14. A method for manufacturing a plurality of substrates comprising a polycrystalline silicon carbide-based substrate (200) and a single-crystal material layer (40), A manufacturing method according to any one of claims 1 to 13 for manufacturing each polycrystalline silicon carbide substrate, The steps include smoothing the front surface of each polycrystalline silicon carbide base substrate (200), The steps include transferring a layer of single-crystal material (40) onto the front surface of each polycrystalline silicon carbide base substrate (200), A manufacturing method that includes the following in order.
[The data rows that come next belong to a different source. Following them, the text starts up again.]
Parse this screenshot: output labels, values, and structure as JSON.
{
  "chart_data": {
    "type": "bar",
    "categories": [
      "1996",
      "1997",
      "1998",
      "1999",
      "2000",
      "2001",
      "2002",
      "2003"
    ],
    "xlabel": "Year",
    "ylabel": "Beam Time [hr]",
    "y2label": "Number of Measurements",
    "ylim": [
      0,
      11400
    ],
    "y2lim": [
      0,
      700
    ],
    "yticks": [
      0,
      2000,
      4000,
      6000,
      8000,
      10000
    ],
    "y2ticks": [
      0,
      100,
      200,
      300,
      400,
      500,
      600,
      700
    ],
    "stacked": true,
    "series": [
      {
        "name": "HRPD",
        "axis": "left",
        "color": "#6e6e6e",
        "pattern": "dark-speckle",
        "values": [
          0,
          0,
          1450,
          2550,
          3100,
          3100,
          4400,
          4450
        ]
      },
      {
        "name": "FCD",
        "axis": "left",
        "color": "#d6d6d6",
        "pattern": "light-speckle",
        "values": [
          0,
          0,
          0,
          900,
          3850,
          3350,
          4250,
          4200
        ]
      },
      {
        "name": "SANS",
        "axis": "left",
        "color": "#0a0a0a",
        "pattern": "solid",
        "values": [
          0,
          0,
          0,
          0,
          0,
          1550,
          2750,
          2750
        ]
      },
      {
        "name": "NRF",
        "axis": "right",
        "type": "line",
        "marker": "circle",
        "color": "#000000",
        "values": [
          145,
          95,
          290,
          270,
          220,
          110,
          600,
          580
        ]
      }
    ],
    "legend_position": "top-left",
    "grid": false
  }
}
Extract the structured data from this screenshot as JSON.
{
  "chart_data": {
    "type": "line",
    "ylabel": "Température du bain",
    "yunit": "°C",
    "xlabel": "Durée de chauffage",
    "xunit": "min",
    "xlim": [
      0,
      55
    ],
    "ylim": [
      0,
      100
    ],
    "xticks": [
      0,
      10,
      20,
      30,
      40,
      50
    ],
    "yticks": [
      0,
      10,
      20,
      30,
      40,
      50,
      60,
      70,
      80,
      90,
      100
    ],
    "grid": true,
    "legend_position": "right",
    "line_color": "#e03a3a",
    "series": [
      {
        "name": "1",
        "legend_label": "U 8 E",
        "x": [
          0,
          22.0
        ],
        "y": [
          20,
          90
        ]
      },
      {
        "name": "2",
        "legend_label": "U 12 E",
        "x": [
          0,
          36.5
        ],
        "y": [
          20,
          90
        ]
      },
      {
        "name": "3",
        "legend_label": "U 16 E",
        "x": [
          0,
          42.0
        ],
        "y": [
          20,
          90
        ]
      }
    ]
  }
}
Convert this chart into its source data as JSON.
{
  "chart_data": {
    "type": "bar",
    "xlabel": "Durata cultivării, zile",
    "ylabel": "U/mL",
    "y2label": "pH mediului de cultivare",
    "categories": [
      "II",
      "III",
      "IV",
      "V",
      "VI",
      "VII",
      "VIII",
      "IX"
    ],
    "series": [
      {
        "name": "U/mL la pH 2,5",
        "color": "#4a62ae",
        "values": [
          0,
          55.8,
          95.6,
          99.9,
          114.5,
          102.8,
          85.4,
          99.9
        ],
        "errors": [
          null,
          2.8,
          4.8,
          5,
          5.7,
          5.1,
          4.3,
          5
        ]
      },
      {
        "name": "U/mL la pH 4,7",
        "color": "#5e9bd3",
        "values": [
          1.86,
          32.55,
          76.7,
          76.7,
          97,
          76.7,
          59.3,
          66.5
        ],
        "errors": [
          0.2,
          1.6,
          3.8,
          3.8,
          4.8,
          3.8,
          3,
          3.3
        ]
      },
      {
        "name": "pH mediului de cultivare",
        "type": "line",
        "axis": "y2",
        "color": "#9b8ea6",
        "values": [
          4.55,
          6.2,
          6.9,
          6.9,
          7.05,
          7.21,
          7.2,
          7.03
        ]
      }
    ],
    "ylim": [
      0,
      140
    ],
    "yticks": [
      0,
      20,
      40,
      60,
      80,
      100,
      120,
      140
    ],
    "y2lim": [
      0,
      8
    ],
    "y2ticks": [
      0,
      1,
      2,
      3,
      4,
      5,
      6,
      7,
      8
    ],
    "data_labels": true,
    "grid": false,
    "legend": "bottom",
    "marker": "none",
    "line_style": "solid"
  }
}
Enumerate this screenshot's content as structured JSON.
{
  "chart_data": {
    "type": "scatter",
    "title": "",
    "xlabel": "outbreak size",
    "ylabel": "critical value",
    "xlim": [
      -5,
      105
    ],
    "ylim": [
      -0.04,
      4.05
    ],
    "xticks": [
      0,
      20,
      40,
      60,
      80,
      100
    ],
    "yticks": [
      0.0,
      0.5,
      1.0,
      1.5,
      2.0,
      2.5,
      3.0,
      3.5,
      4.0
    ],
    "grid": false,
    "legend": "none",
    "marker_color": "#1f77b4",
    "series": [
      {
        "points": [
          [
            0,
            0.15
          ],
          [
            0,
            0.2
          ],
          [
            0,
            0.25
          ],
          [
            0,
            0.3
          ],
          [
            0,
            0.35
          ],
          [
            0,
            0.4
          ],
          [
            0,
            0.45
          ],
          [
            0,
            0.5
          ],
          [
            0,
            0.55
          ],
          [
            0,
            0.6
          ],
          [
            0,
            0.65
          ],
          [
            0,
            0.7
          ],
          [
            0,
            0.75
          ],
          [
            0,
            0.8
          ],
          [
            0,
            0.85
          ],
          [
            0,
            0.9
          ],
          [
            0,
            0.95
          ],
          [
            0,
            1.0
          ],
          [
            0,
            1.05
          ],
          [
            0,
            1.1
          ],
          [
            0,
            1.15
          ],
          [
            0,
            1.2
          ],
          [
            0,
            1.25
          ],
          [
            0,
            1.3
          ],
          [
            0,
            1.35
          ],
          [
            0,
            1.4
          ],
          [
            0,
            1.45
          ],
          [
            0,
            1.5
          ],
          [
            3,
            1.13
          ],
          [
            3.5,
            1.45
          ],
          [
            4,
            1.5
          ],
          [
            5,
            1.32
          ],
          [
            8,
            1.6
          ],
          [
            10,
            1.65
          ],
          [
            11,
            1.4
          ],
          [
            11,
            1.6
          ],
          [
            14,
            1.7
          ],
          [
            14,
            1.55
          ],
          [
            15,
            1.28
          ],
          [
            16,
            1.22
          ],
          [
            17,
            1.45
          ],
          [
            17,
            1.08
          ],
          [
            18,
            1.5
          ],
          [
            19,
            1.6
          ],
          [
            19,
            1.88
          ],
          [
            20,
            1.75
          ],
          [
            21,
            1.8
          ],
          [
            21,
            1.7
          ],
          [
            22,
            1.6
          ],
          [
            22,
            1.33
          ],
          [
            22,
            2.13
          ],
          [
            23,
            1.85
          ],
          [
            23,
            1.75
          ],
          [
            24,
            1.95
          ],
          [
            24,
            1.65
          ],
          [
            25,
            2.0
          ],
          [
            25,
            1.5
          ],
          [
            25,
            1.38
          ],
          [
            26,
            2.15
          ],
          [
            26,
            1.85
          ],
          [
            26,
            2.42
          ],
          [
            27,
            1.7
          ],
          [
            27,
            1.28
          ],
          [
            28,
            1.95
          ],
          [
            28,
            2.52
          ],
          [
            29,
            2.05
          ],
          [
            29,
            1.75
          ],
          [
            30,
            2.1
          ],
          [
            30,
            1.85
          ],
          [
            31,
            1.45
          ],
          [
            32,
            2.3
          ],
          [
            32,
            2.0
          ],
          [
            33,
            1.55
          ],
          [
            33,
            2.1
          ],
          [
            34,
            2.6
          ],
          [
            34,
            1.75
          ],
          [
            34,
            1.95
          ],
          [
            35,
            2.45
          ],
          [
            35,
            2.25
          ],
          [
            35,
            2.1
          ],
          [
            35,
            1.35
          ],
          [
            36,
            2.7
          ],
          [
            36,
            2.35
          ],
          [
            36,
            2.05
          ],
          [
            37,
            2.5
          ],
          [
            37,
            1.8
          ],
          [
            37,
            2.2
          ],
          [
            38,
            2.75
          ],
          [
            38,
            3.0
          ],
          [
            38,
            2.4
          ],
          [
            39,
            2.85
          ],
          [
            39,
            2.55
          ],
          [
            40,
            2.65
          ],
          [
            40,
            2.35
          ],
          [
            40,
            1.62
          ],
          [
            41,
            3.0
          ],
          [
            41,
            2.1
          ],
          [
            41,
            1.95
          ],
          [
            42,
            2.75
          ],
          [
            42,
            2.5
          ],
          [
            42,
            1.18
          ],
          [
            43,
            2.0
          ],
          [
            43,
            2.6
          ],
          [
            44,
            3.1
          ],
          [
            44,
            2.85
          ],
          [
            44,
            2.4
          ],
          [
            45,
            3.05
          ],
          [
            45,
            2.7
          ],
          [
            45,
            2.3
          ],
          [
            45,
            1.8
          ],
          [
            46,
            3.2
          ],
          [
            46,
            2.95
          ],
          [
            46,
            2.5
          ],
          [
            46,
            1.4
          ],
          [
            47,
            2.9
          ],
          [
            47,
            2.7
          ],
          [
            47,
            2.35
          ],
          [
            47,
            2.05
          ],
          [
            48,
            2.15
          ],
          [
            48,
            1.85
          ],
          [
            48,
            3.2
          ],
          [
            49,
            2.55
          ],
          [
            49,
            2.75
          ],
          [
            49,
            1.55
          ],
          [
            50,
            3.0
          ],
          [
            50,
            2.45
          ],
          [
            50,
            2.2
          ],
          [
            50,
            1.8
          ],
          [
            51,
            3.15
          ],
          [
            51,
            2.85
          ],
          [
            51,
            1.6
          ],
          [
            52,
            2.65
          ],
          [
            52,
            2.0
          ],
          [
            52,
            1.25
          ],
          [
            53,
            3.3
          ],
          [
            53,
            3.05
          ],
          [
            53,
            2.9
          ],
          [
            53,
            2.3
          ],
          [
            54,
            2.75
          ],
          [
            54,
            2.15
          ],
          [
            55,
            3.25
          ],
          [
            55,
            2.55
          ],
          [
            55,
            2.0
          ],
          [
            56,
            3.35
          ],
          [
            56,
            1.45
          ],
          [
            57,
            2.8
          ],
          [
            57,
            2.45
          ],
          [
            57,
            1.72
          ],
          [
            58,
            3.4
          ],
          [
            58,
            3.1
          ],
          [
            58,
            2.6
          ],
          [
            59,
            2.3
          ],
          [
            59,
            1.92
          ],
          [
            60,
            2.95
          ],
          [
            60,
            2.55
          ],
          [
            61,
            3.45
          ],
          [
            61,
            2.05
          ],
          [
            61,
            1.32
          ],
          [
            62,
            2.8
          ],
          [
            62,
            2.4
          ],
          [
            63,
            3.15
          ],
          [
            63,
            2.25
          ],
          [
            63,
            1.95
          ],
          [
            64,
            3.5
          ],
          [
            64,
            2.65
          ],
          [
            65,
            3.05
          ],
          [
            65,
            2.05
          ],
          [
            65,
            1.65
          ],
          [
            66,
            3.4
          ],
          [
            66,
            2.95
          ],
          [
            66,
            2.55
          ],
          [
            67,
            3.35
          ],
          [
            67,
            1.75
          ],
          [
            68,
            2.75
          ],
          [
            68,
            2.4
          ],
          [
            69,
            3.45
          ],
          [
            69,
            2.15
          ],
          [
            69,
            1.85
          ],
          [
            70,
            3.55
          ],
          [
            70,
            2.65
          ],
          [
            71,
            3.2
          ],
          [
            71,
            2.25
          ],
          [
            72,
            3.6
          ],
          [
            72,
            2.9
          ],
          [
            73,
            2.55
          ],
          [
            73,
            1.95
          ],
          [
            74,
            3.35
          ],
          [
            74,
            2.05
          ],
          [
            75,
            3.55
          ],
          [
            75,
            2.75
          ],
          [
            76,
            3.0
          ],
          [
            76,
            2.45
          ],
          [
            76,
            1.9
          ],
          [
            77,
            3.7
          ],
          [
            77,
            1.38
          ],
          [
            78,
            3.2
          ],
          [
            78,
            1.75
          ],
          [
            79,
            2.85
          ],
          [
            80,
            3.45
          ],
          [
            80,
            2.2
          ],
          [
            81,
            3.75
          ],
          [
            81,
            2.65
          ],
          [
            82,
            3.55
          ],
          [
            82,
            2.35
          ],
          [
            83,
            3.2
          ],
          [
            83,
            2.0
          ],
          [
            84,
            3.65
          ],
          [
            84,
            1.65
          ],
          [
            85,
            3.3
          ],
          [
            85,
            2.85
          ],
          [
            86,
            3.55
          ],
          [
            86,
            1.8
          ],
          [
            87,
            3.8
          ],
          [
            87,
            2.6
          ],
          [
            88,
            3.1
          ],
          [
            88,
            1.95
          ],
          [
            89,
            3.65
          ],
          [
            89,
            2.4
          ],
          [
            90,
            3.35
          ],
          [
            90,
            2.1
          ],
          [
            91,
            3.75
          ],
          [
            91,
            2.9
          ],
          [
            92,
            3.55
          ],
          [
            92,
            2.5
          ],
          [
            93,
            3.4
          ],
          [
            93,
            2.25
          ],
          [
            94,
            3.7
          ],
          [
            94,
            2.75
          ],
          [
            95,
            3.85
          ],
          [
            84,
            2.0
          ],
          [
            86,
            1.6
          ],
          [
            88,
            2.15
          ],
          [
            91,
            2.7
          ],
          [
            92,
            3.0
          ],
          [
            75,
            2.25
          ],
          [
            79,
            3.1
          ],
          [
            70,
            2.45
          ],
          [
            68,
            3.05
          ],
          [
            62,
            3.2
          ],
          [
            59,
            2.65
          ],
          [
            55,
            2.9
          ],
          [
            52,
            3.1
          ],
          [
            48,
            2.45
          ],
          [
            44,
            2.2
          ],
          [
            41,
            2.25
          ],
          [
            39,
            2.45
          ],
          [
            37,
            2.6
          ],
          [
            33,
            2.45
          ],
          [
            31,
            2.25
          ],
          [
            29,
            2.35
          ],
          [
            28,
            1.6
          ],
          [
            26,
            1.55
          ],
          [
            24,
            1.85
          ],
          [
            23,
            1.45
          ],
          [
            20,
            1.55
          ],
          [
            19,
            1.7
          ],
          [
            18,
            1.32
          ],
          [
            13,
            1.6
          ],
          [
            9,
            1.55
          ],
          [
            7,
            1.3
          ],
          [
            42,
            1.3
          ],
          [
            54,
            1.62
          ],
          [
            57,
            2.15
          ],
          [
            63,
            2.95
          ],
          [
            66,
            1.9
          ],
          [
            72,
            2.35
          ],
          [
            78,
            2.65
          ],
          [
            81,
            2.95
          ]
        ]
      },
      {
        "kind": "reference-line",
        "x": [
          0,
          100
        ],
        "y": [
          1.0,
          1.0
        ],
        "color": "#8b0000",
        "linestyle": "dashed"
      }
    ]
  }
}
15. The step of transferring the single-crystal material layer (40) is as follows: The process involves forming a weakened region (41) by injecting atomic species into a donor substrate (400) made of single-crystal material, thereby defining the single-crystal material layer to be transferred. The steps include: bonding the donor substrate (400) to the front surface of the base substrate (200); In order to transfer the single-crystal material layer (40) to the base substrate (200), the donor substrate (400) is peeled off along the weakened region (41), The manufacturing method according to claim 14, including

16. Temporary support substrate (10), On at least one surface of the temporary substrate (10), there is an alternating laminate of multiple polycrystalline silicon carbide layers (20, 21, 22, 23, 24) and separation layers (30, 31, 32, 33), An intermediate substrate comprising the above.

17. The intermediate substrate according to claim 16, wherein the temporary support substrate (10) is made of graphite.

18. The intermediate substrate according to claim 16 or claim 17, wherein each isolation layer (30, 31, 32, 33) is made of carbon, graphite, silicon, or silicon nitride.